Hinter mir standen zwei junge Männer mit einem Schild: „Inklusion statt Deportation“. Sie unterhielten sich über ein Erlebnis von der Anreise. Eine Frau mit einem Kind mit Down-Syndrom hatte sich im Zug zur Gruppe der offenbar Demonstrierenden gesetzt. Sie hatten sich unterhalten, und nach einer gewissen Zeit stellte sich heraus, dass die Frau zur Nazi-Demo wollte. Sie vertrat fest die Auffassung, die AfD würde sich für die Rechte behinderter Menschen einsetzen. Das tut die AfD nicht.

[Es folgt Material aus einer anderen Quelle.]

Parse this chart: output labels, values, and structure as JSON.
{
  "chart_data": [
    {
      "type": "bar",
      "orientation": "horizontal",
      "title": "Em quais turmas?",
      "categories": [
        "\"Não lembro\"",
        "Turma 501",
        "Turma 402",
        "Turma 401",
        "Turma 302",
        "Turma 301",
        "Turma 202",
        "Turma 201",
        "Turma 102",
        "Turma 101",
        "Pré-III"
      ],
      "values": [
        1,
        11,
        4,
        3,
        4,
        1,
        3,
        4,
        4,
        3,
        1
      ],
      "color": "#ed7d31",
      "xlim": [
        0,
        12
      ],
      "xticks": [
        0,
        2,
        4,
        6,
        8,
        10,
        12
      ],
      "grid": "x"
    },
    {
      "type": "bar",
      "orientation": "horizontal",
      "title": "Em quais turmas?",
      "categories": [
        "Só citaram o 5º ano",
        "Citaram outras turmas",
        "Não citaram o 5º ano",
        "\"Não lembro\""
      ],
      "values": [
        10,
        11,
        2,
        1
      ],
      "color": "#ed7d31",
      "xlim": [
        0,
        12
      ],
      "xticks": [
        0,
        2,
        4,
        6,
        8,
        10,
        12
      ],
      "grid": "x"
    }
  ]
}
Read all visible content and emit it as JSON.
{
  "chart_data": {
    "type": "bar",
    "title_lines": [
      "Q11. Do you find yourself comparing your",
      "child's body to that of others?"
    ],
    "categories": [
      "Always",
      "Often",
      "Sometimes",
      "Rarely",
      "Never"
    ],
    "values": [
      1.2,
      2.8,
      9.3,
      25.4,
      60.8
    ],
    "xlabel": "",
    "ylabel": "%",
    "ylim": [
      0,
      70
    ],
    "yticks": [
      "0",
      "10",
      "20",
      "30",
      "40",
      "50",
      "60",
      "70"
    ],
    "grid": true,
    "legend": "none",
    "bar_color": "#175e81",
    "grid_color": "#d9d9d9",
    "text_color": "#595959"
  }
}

Ich fragte einen Polizisten, der auf dem Platz stand, ob er optisch unterscheiden könne, wer zu welcher Demo gehe. Er verneinte. Meistens müsse er fragen. Er sehe sich die Tatoos an, die Sprüche auf den Pullovern. Aber die meisten könne er nicht erkennen.
Dass nur „optisch genormte“ Menschen zur Nazi-Demo gingen, wäre jetzt ein falscher Eindruck. Die Nazis mit feixendem, verschlagenem Blick, junge Männer schwarzer Kleidung und Kurzhaarfrisur waren auch dabei. Sie liefen provozierend durch die linken Reihen, bis die Polizei sie hinauseskortierte. Schwarze T-Shirts und Sweater mit weißer Frakturschrift zeigen: Hier ist jemand stolzer Faschist.
Mit ihnen gemeinsam standen also die Hausfrauen von Nebenan, die schmerbäuchigen Rentnern und die spätestens mit Corona verlorenengegangenen Schwurbler im Stadtgarten und glaubten ernsthaft, sie seien auf einer Friedensdemo. Abgeschirmt wurden sie von hunderten Polizeibeamtinnen und Polizeibeamten, sodass ihre Anwesenheit für die Öffentlichkeit nur indirekt durch Verkehrssperren bemerkbar war.
Bild: Uli
(© Eckdose)
Nach etwa einer Stunde setzte sich der Zug des Entsetzens in Bewegung, eskortiert von Demowagen der Polizei und der Reiterstaffel. Der Staat schützt die Rechte derer, die ihn abschaffen möchten. Das Fahnenmeer des Zuges war Schwarz-Rot-Gold, es gab weiße Flaggen, es gab auch blaue Flaggen mit Taube: gekaperte Symbole einst gegenteiliger Bedeutung. Dass die Taube mehr einem Adler ähnelte und Picassos Friedenstaube nicht dabei war, überraschte mich überhaupt nicht.
Schilder mit „Frieden schaffen ohne Waffen“, „Lügenpresse“, „Verschafft eurem Unmut Ausdruck!“, „Schaut nicht zu, wie unser deutsches Vaterland zugrunde geht!“, „Meinungsfreiheit“, die Russlandflage, immer wieder Schwarz-Rot-Gold. Zusammen mit Schlägertypen flanierte die Masse in Volksfeststimmung und mit stolzgeschwellter Brust fähnchenschwenkend durch die Frühlingssonne. Das Böse ist so banal. Ein Pappkarton mit „Vielfalt tötet“ drückte die volle Einfalt aus.